L'alimentation en course

Publié le 18 Octobre 2013

Faire la cuisine n'est pas chose facile sur un mini 6.50, comme il y a peu de place, on ne peut pas s’encombrer de beaucoup de matériel, de même les denrées doivent être adaptées car le stockage est difficile à bord.

C'est pourtant un point crucial, outre qu'il faut absorber tout les jours les calories et les éléments nutritifs indispensables pour tenir le rythme, les repas rythment la journée et sont indispensable pour le moral.

Je parts avec principalement des plats lyophilisés, ce sont des plats préparés puis déshydraté selon une méthode qui conserve toutes les qualités aux aliments. Il suffit d'ajouter de l'eau bouillante dans le sachet et attendre 10 minutes pour obtenir un plat tout prêt. C'est léger et très pratique. L’inconvénient c'est que si le gout est bien rendu, la texture et la présentation sont évidement plus proche de la purée ou d'un plat en sauce que d'une assiette.

Il y a aussi des plats stérilisés à la manière des bocaux de nos grand parents, en sachet sous vide, ils se réchauffent au bain marie. C'est plus lourd mais c'est une bonne alternative, cela permet de varier les menus. J'ai prévu un tiers de plats de ce type.

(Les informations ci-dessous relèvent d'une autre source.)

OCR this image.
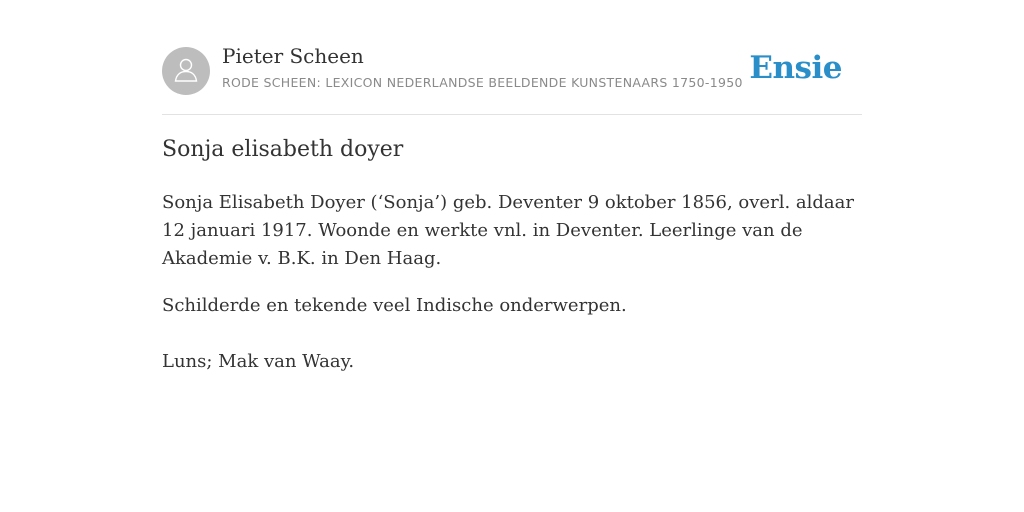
Pieter Scheen
RODE SCHEEN: LEXICON NEDERLANDSE BEELDENDE KUNSTENAARS 1750-1950 Ensie
Sonja elisabeth doyer

Sonja Elisabeth Doyer (‘Sonja’) geb. Deventer 9 oktober 1856, overl. aldaar 12 januari 1917. Woonde en werkte vnl. in Deventer. Leerlinge van de Akademie v. B.K. in Den Haag.

Schilderde en tekende veel Indische onderwerpen.

Luns; Mak van Waay.
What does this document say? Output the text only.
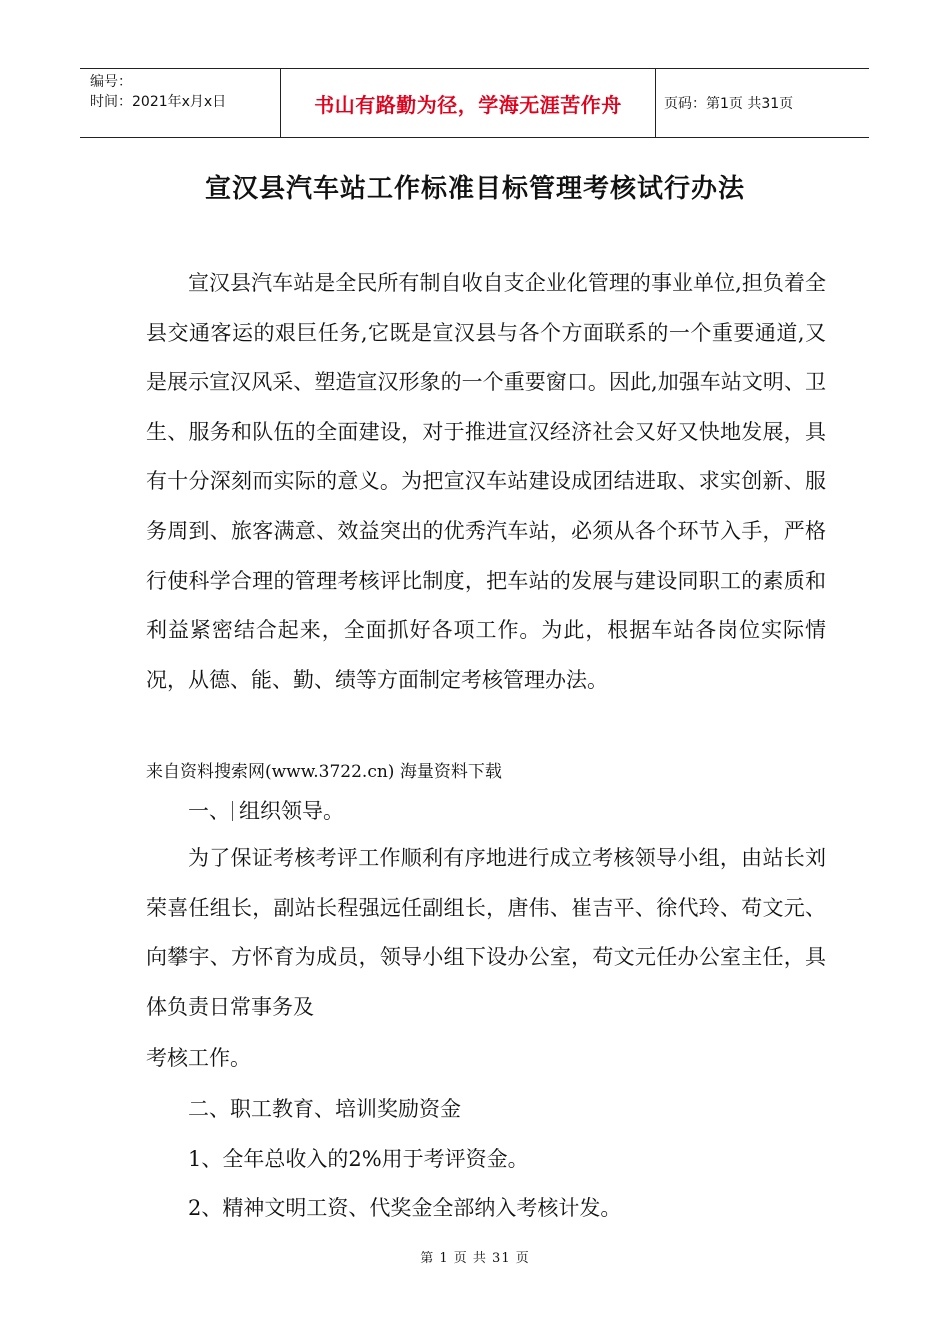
编号：
时间：2021年x月x日	书山有路勤为径，学海无涯苦作舟	页码：第1页 共31页
宣汉县汽车站工作标准目标管理考核试行办法
宣汉县汽车站是全民所有制自收自支企业化管理的事业单位,担负着全县交通客运的艰巨任务,它既是宣汉县与各个方面联系的一个重要通道,又是展示宣汉风采、塑造宣汉形象的一个重要窗口。因此,加强车站文明、卫生、服务和队伍的全面建设，对于推进宣汉经济社会又好又快地发展，具有十分深刻而实际的意义。为把宣汉车站建设成团结进取、求实创新、服务周到、旅客满意、效益突出的优秀汽车站，必须从各个环节入手，严格行使科学合理的管理考核评比制度，把车站的发展与建设同职工的素质和利益紧密结合起来，全面抓好各项工作。为此，根据车站各岗位实际情况，从德、能、勤、绩等方面制定考核管理办法。
来自资料搜索网(www.3722.cn) 海量资料下载
一、 组织领导。
为了保证考核考评工作顺利有序地进行成立考核领导小组，由站长刘荣喜任组长，副站长程强远任副组长，唐伟、崔吉平、徐代玲、苟文元、向攀宇、方怀育为成员，领导小组下设办公室，苟文元任办公室主任，具体负责日常事务及
考核工作。
二、职工教育、培训奖励资金
1、全年总收入的2%用于考评资金。
2、精神文明工资、代奖金全部纳入考核计发。
第 1 页 共 31 页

Les produits frais: fruits et légumes seront achetés au dernier moment, le stockage est difficile sur un petit bateau sans arrêt soumis à des chocs violents, il se conserveront quelques jours. Du jambon ou de la viande des Grisons améliorera également grandement l'ordinaire.

Évidement l'eau est indispensable, je pars avec 40L pour la première étape et 80L sur la seconde. L'eau est stockée en jerrican de 10L pour pouvoir être matossée à l’intérieur et sur le pont.

L'alimentation en course

Un sachet par jour

Pour réguler la consommation, tout les repas sont conditionnés dans un sachet pour la journée. On y trouve deux plats principaux (lyophilisé ou stérilisés), un bol de soupe chinoise pour le coup de barre du petit matin, des compotes de fruit en poche, des barres de céréale variées, une crème dessert.